We move briefly back to London: Thomas Adès, like Ravel, loves to meld past with present and his Blanca Variations playfully do just that, in a back story involving a competition, an opera and a mythical composer named Paradis. This is just their second commercial recording and they’re knockout, bristling with invention and playfulness, in an action-packed six minutes. That liking for setting compositional challenges on which Adès thrives is equally evident in Ligeti, as we travel to Hungary and back to the mid-20th century. His Musica ricercata really took things to extremes, the first piece in the cycle based on just two pitches, the second on three, so by the time of the 10th and 11th pieces, here played in reverse order, you have 11 and 12 tones, the 10th devilishly acerbic, the 11th a solemn fugue. Again, Barnatan is unfazed by everything being thrown at him, his virtuosity always at the service of the music. Then to New York where, just a handful of years before Ligeti, Barber was writing a piano sonata for Vladimir Horowitz. The pianist insisted on a full-on dazzling finale and Barber served him up a 12-tone fugue demanding intellectual as well as physical virtuosity. Barnatan is palpably in his element, with a real clarity to his thinking and a whole range of colours and shadings from the most delicate pianissimos to stomping fortissimos.

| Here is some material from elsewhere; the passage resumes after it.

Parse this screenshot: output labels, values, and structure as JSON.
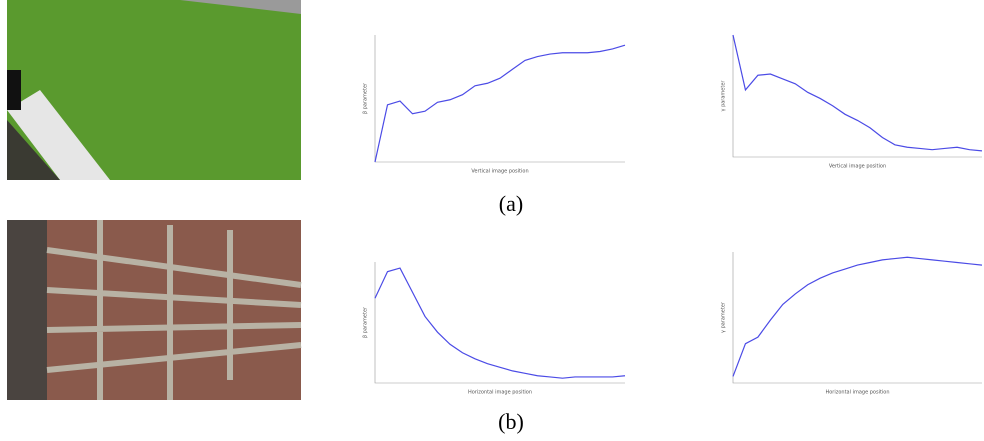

Brahms’s Handel Variations take us back to Germany and, like the Ravel, represent one composer’s homage to another. I do find in some performances that they can sound somewhat short-winded, as a result of the constant reappearance of an ultra-brief theme and Brahms’s constantly shifting moods. But here they really work as a whole and Barnatan is as alive to the extravagantly virtuoso moments (Vars 1, 7 and 10 for instance) as to the lyrical ones (Vars 2, 11 and 19), while there’s a sense of playfulness to the mock-martial writing in, for instance, Var 6 that ensures it never becomes hectoring. The sudden shift to the minor (Var 13) is darkly etched and he builds through the last few variations with real inevitability, with the culminatory fugue suggesting that, in common with Igor Levit, Barnatan is utterly at home in the midst of counterpoint. He’s beautifully recorded too. A winner!